Sin embargo, Alejandro lo vio de un modo diferente. Muchos de los hombres a los que deseaba licenciar superaban los sesenta años y algunos incluso llegaban a los setenta; a menudo estaban enfermos y, por lo general, eran reacios a los cambios. Si Alejandro hubiese sabido cómo iban a regresar y dominar los campos de batalla después de su muerte, puede que hubiera vacilado, pero en Opis Alejandro estaba pensando en su propio futuro e imaginaba que, a corto plazo, los ancianos constituirían un lastre. Las ambiciones de Alejandro pondrían a prueba los recursos humanos de Macedonia, una fuente a la que no había podido recurrir durante los últimos siete años, y tenía sentido llamar a sus amplias reservas orientales para abastecer un ejército que había sido humillado en el Makran. Sólo la provincia de Persia tenía más combatientes que los que su padre había dirigido nunca en su nueva Macedonia, y, al reclutarlos, Alejandro podía involucrarlos en los beneficios y las responsabilidades de la conquista. Las bodas que Alejandro celebró en Susa, sus Compañeros iranios y los sucesores eran una prueba de que sabía dónde se encontraría la leal clase gobernante del futuro, lo que constituye un gran mérito por su parte. No quería una corte formada exclusivamente por macedonios, como tampoco quería la igualdad o la fraternidad entre los hombres; quería, acertadamente, «recurrir a los mejores reclutas, tanto si eran griegos, macedonios o bárbaros». No había mejor salvaguarda contra la inflamación de los sentimientos nacionalistas de los pueblos que había conquistado que invitar a sus gobernantes a formar parte de su corte.

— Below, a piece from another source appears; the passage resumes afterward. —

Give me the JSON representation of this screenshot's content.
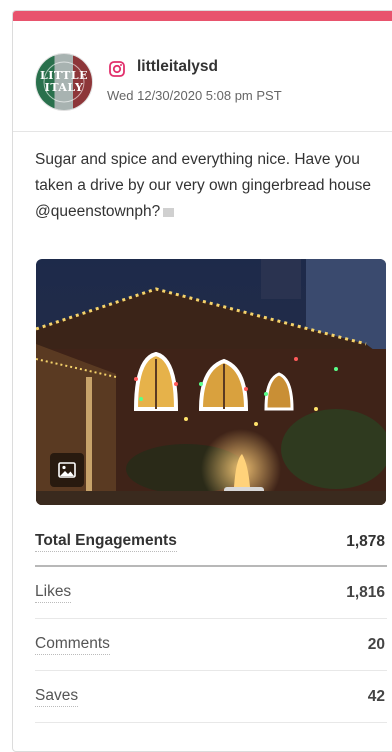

Los soldados lo amenazaron con algo que pensaban que Alejandro nunca haría, pero, tratándose de Alejandro, no pasó mucho tiempo antes de que anunciara que él haría exactamente lo mismo. Le habían dicho que si licenciaba a cualquier veterano todos desertarían y lo dejarían con sus nuevos amigos iranios; tras un silencio que no auguraba nada bueno en la tienda real, llegó la noticia de que los iranios eran para él el perfecto ejército del futuro y que con ellos bastaba. Iranios serían los Portadores de Escudo, los Compañeros, los Compañeros de a Pie y los Escuadrones Reales; los comandantes del ejército tendrían que escogerse entre los orientales más selectos, que serían tratados como los iguales del rey y, por tanto, se les permitiría el tradicional privilegio de saludarlo mediante un beso. Los siguientes dos días después del anuncio, Alejandro permaneció en su tienda, viendo sólo a sus oficiales iranios y a los Compañeros y Escoltas más cercanos a él. Se estaba marcando un atrevido farol, pero si los soldados seguían obstinándose, sin duda él llevaría adelante su plan.

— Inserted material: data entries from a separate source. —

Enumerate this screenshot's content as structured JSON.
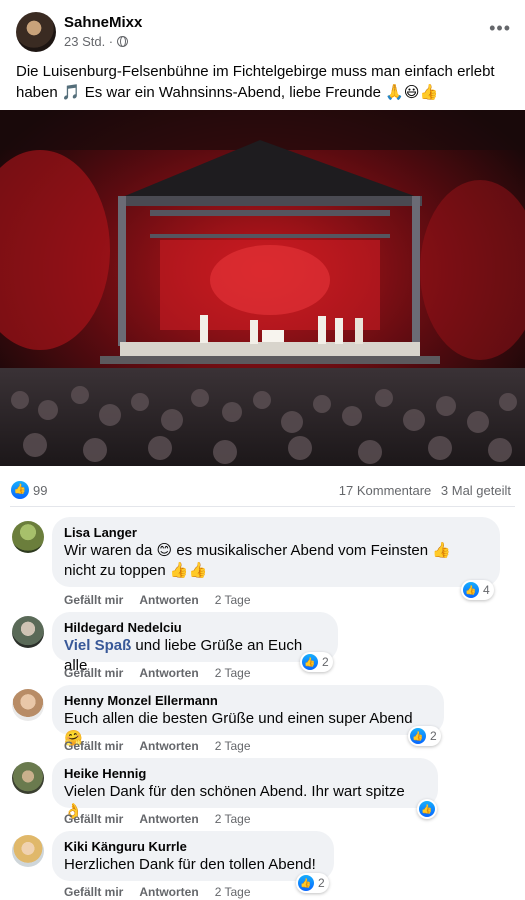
{
  "post": {
    "author": "SahneMixx",
    "time": "23 Std. ·",
    "text": "Die Luisenburg-Felsenbühne im Fichtelgebirge muss man einfach erlebt haben 🎵 Es war ein Wahnsinns-Abend, liebe Freunde 🙏😃👍",
    "reactions_count": "99",
    "comments_count": "17 Kommentare",
    "shares_count": "3 Mal geteilt",
    "more_icon": "more-horizontal-icon",
    "privacy_icon": "globe-icon"
  },
  "comments": [
    {
      "name": "Lisa Langer",
      "text_line1": "Wir waren da 😊 es musikalischer Abend vom Feinsten 👍",
      "text_line2": "nicht zu toppen 👍👍",
      "like": "Gefällt mir",
      "reply": "Antworten",
      "time": "2 Tage",
      "reactions": "4"
    },
    {
      "name": "Hildegard Nedelciu",
      "link_text": "Viel Spaß",
      "text": " und liebe Grüße an Euch alle",
      "like": "Gefällt mir",
      "reply": "Antworten",
      "time": "2 Tage",
      "reactions": "2"
    },
    {
      "name": "Henny Monzel Ellermann",
      "text": "Euch allen die besten Grüße und einen super Abend 🤗",
      "like": "Gefällt mir",
      "reply": "Antworten",
      "time": "2 Tage",
      "reactions": "2"
    },
    {
      "name": "Heike Hennig",
      "text": "Vielen Dank für den schönen Abend. Ihr wart spitze 👌",
      "like": "Gefällt mir",
      "reply": "Antworten",
      "time": "2 Tage",
      "reactions": ""
    },
    {
      "name": "Kiki Känguru Kurrle",
      "text": "Herzlichen Dank für den tollen Abend!",
      "like": "Gefällt mir",
      "reply": "Antworten",
      "time": "2 Tage",
      "reactions": "2"
    }
  ],
  "colors": {
    "like_blue": "#0866ff",
    "bubble_bg": "#f0f2f5",
    "secondary_text": "#65676b",
    "link": "#385898"
  }
}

Con los cabecillas muertos y los sueldos en peligro, los soldados vacilaron, desconcertados por el nuevo anuncio hecho por Alejandro. Era una situación muy diferente a la del motín en el Beas. Allí Alejandro también había amenazado con seguir adelante sin sus hombres, pero ellos sabían que resultaban indispensables. En esta ocasión, lo habían amenazado con abandonarlo y él había dado muestras claras de estar preparado para hacer lo mismo. Muchos oficiales oyeron que sus cargos estaban pasando a los iranios, lo cual da a entender que también ellos habían simpatizado con el motín. Los amigos más cercanos a Alejandro se mantuvieron contra ellos, y esta lealtad no podían resquebrajarla. Eran hombres amenazados y sintieron miedo:
Corrieron a las dependencias reales y dejaron las armas delante de la puerta, como una ferviente súplica a su rey; después se quedaron de pie y empezaron a gritar que se les permitiese entrar; prometieron que entregarían a los instigadores del motín, y que no se moverían de la puerta, ni de día ni de noche, hasta que Alejandro se apiadara de ellos.
No sería la última vez en la historia que un grupo de agitadores llevara a una mayoría a donde ésta desearía no haber ido jamás.
Alejandro «salió rápidamente y, cuando vio su implorante actitud y escuchó cómo muchos de ellos lloraban y se lamentaban, también él empezó a derramar lágrimas». Un viejo hiparca de la caballería de los compañeros se ofreció para expresar las súplicas de los hombres. Se había hecho a los persas, dijo, parientes reales de Alejandro, con el tradicional derecho a besar al rey, pero «ningún macedonio había disfrutado todavía de semejante honor». Alejandro replicó que de ese día en adelante los llamaría a todos sus parientes, ampliando un tratamiento que los complacía en la mejor tradición de los reyes macedonios, con lo cual «el hiparca se adelantó para besarlo, como hicieron todos los que quisieron hacer lo mismo. Después recogieron sus armas, gritaron y entonaron la canción de victoria en el camino de regreso al campamento». Dueño del momento, Alejandro acompañó su éxito con un acertado festival: ofreció sacrificios a los dioses habituales, incluyendo por tanto a Amón, y anunció un banquete público para los miembros veteranos de la corte y el ejército.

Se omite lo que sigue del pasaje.